Über die Praxen könnten bei entsprechenden Voraussetzungen pro Tag eine Million Corona-Impflinge erreicht werden, zeigte sich der KBV-Vize überzeugt. Das dezentrale Angebot verhindere auch, dass sich viele Menschen in den öffentlichen Personennahverkehr drängten und Schlange stünden – wie im Fall der Impfzentren.
Es sollten übrigens alle Praxen mit Routine impfen können. Beim Pathologen oder Neurochirurgen sei das nicht zwingend anzusiedeln. Auch Kinderärzte seien noch nicht betroffen. Aber bei anderen wie HNO-Ärzten, Gynäkologen oder Urologen bestehe große Bereitschaft.

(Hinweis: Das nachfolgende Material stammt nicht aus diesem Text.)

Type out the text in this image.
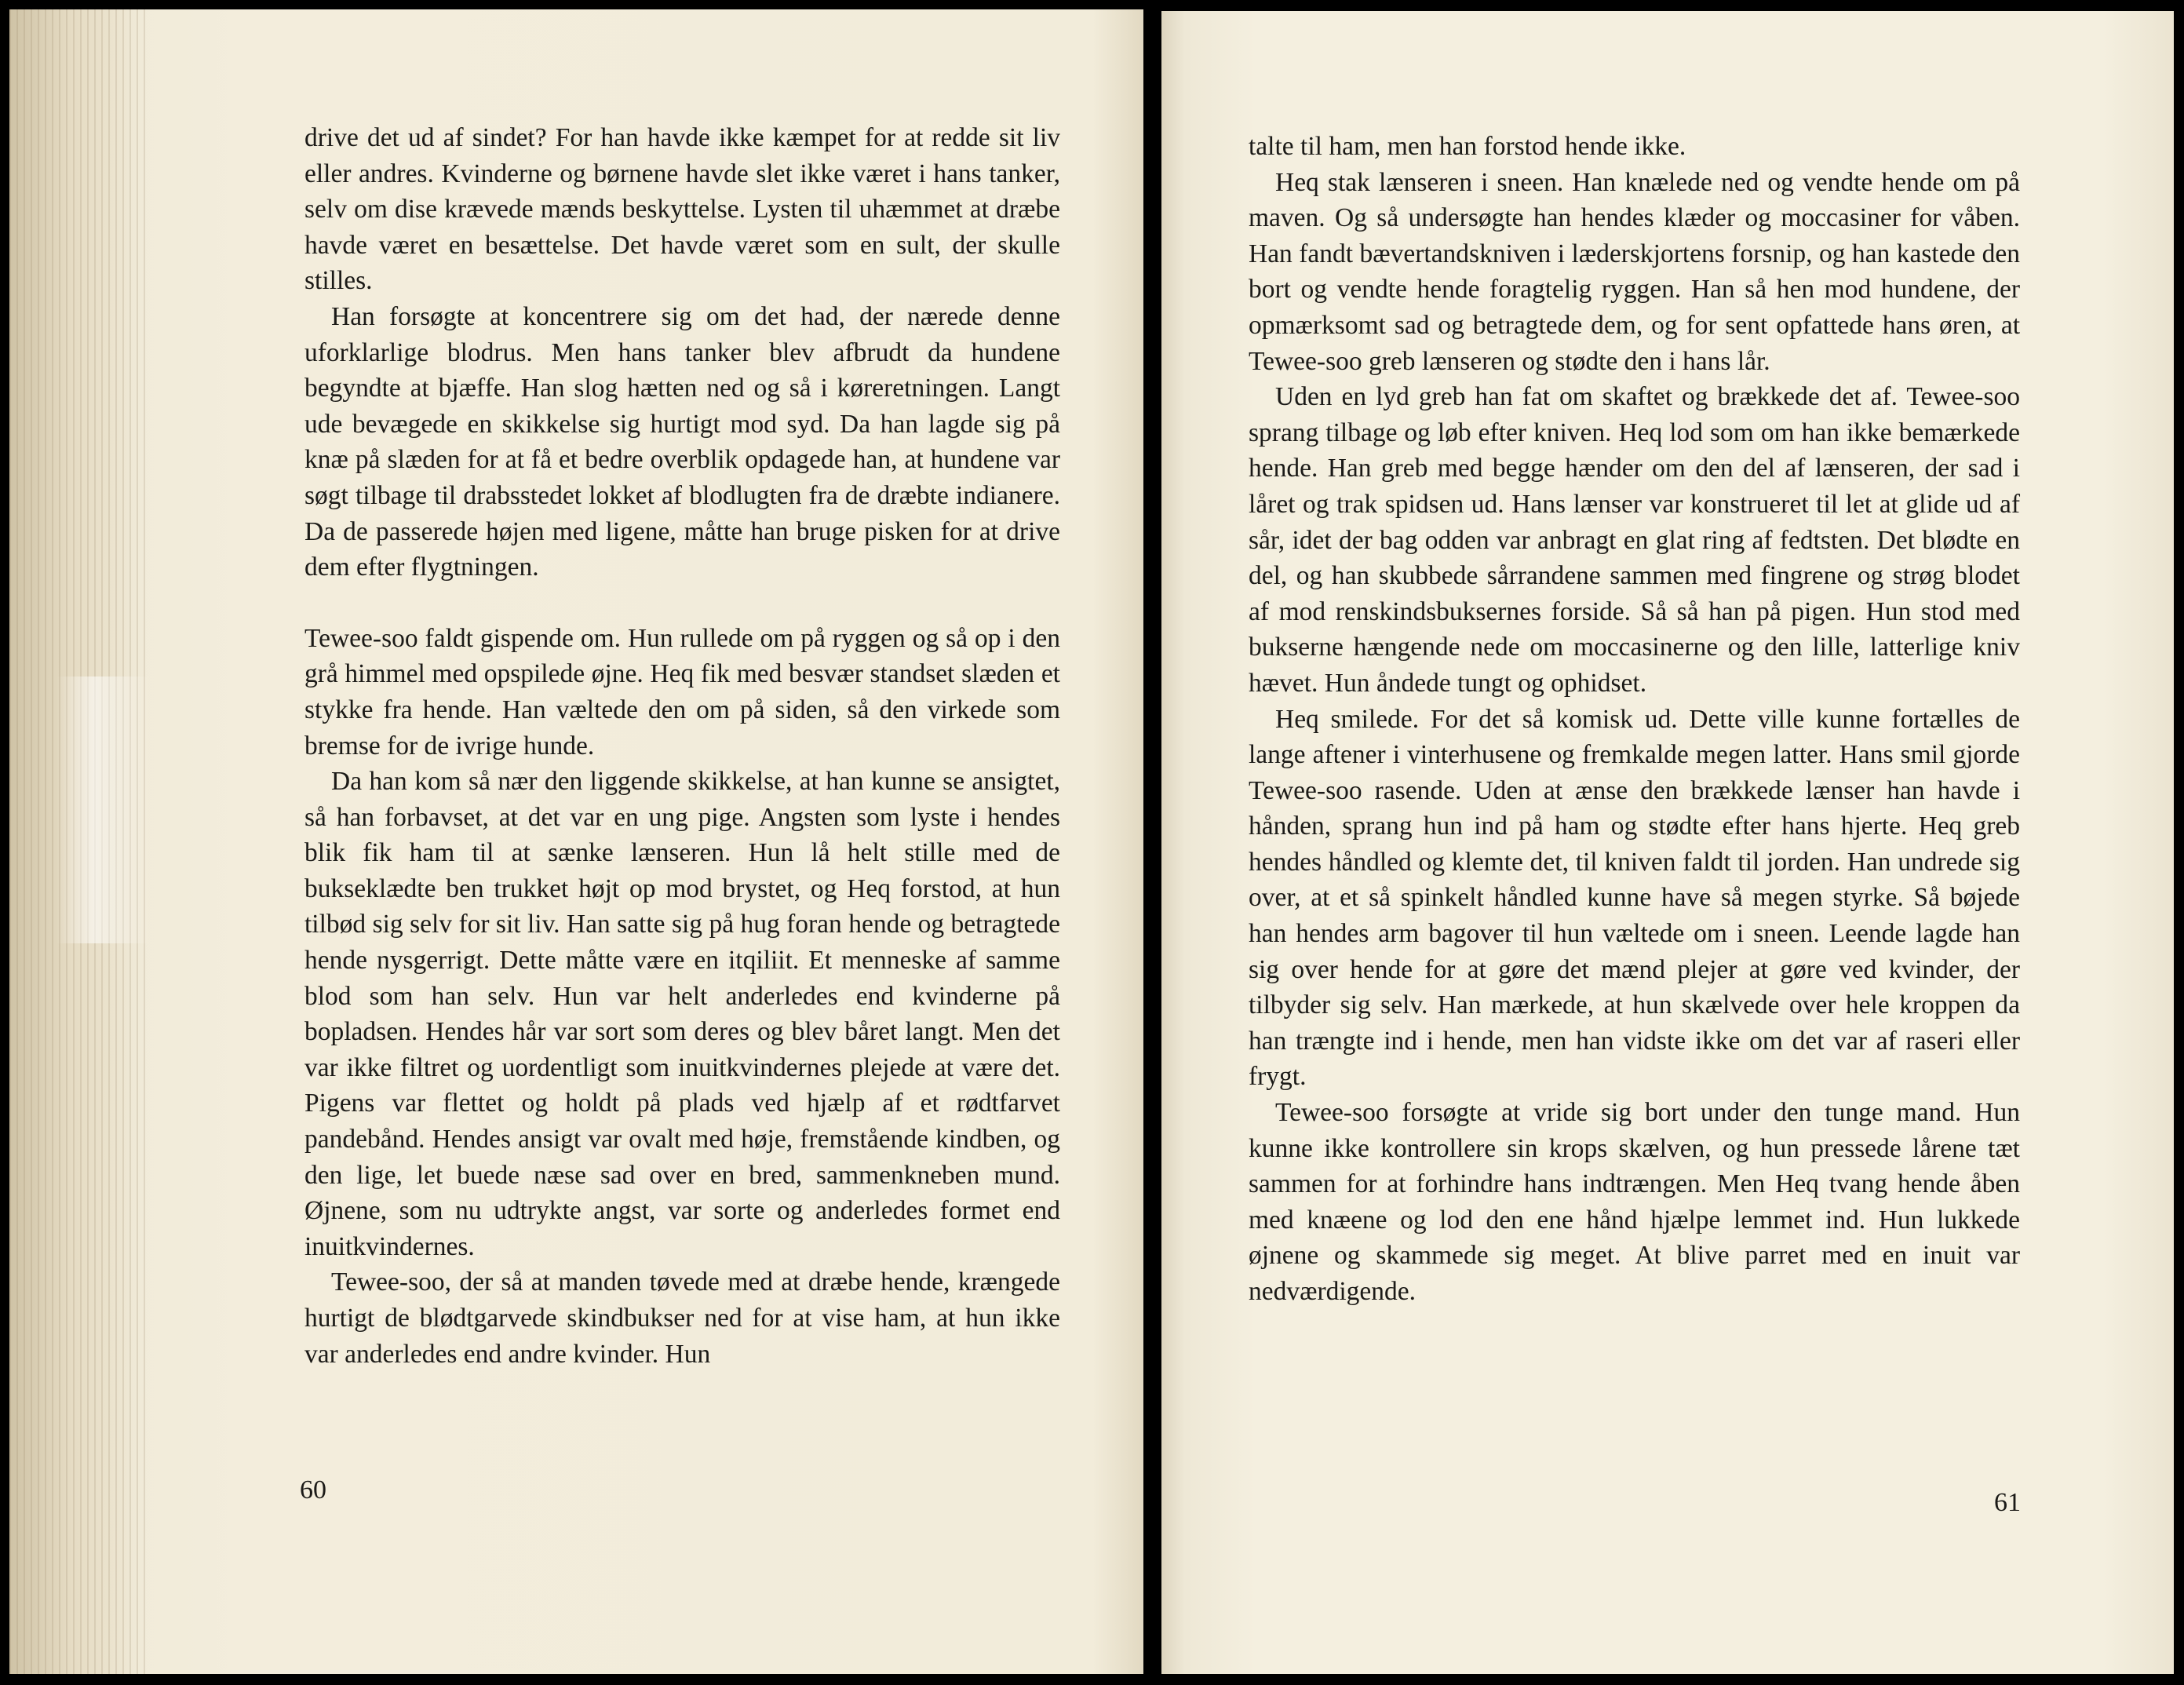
drive det ud af sindet? For han havde ikke kæmpet for at redde sit liv eller andres. Kvinderne og børnene havde slet ikke været i hans tanker, selv om dise krævede mænds beskyttelse. Lysten til uhæmmet at dræbe havde været en besættelse. Det havde været som en sult, der skulle stilles.

Han forsøgte at koncentrere sig om det had, der nærede denne uforklarlige blodrus. Men hans tanker blev afbrudt da hundene begyndte at bjæffe. Han slog hætten ned og så i køreretningen. Langt ude bevægede en skikkelse sig hurtigt mod syd. Da han lagde sig på knæ på slæden for at få et bedre overblik opdagede han, at hundene var søgt tilbage til drabsstedet lokket af blodlugten fra de dræbte indianere. Da de passerede højen med ligene, måtte han bruge pisken for at drive dem efter flygtningen.

Tewee-soo faldt gispende om. Hun rullede om på ryggen og så op i den grå himmel med opspilede øjne. Heq fik med besvær standset slæden et stykke fra hende. Han væltede den om på siden, så den virkede som bremse for de ivrige hunde.

Da han kom så nær den liggende skikkelse, at han kunne se ansigtet, så han forbavset, at det var en ung pige. Angsten som lyste i hendes blik fik ham til at sænke lænseren. Hun lå helt stille med de bukseklædte ben trukket højt op mod brystet, og Heq forstod, at hun tilbød sig selv for sit liv. Han satte sig på hug foran hende og betragtede hende nysgerrigt. Dette måtte være en itqiliit. Et menneske af samme blod som han selv. Hun var helt anderledes end kvinderne på bopladsen. Hendes hår var sort som deres og blev båret langt. Men det var ikke filtret og uordentligt som inuitkvindernes plejede at være det. Pigens var flettet og holdt på plads ved hjælp af et rødtfarvet pandebånd. Hendes ansigt var ovalt med høje, fremstående kindben, og den lige, let buede næse sad over en bred, sammenkneben mund. Øjnene, som nu udtrykte angst, var sorte og anderledes formet end inuitkvindernes.

Tewee-soo, der så at manden tøvede med at dræbe hende, krængede hurtigt de blødtgarvede skindbukser ned for at vise ham, at hun ikke var anderledes end andre kvinder. Hun

60

talte til ham, men han forstod hende ikke.

Heq stak lænseren i sneen. Han knælede ned og vendte hende om på maven. Og så undersøgte han hendes klæder og moccasiner for våben. Han fandt bævertandskniven i læderskjortens forsnip, og han kastede den bort og vendte hende foragtelig ryggen. Han så hen mod hundene, der opmærksomt sad og betragtede dem, og for sent opfattede hans øren, at Tewee-soo greb lænseren og stødte den i hans lår.

Uden en lyd greb han fat om skaftet og brækkede det af. Tewee-soo sprang tilbage og løb efter kniven. Heq lod som om han ikke bemærkede hende. Han greb med begge hænder om den del af lænseren, der sad i låret og trak spidsen ud. Hans lænser var konstrueret til let at glide ud af sår, idet der bag odden var anbragt en glat ring af fedtsten. Det blødte en del, og han skubbede sårrandene sammen med fingrene og strøg blodet af mod renskindsbuksernes forside. Så så han på pigen. Hun stod med bukserne hængende nede om moccasinerne og den lille, latterlige kniv hævet. Hun åndede tungt og ophidset.

Heq smilede. For det så komisk ud. Dette ville kunne fortælles de lange aftener i vinterhusene og fremkalde megen latter. Hans smil gjorde Tewee-soo rasende. Uden at ænse den brækkede lænser han havde i hånden, sprang hun ind på ham og stødte efter hans hjerte. Heq greb hendes håndled og klemte det, til kniven faldt til jorden. Han undrede sig over, at et så spinkelt håndled kunne have så megen styrke. Så bøjede han hendes arm bagover til hun væltede om i sneen. Leende lagde han sig over hende for at gøre det mænd plejer at gøre ved kvinder, der tilbyder sig selv. Han mærkede, at hun skælvede over hele kroppen da han trængte ind i hende, men han vidste ikke om det var af raseri eller frygt.

Tewee-soo forsøgte at vride sig bort under den tunge mand. Hun kunne ikke kontrollere sin krops skælven, og hun pressede lårene tæt sammen for at forhindre hans indtrængen. Men Heq tvang hende åben med knæene og lod den ene hånd hjælpe lemmet ind. Hun lukkede øjnene og skammede sig meget. At blive parret med en inuit var nedværdigende.

61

Auf die Frage, ob es eine Impfpflicht für Ärzte und ihr Personal geben solle, meinte Dr. Gassen: „In der aktuellen Situation, wo es in den nächsten Wochen noch nicht einmal für zehn Millionen der Bevölkerung Impfstoff gibt, ist es geradezu albern, von einer Impfpflicht zu sprechen.“ Die Impfbereitschaft bei ärztlichem und pflegerischem Personal schätzt er als hoch ein. „Eine gute Durchimpfung ist sicherlich hinzubekommen.“
Man müsse die Menschen aber besser informieren über die neuartigen Impfstoffe. Dies könne das Paul-Ehrlich-Institut übernehmen, vielleicht in Form der Beantwortung der häufigsten Fragen (FAQ). Auch müsse auf Sorgen, Nöte und Ungewissheiten eingegangen werden. Diese könne man aber sicherlich vernünftig ausräumen.
Dr. Gassen denkt auch an die Macht des Faktischen: Wenn es dazu kommt, dass Menschen, die nicht geimpft sind, von bestimmten Aktivitäten, wie etwa der Einreise in einzelne Länder, ausgeschlossen würden, werde mancher seine Nicht-Impfung nochmals überdenken. „Aber ständig neue Pflichten und Vorschriften? Hier haben offensichtlich Einzelpersonen eine große Lust daran, in alle Lebensbereiche mit Regeln einzugreifen“, so der KBV-Chef.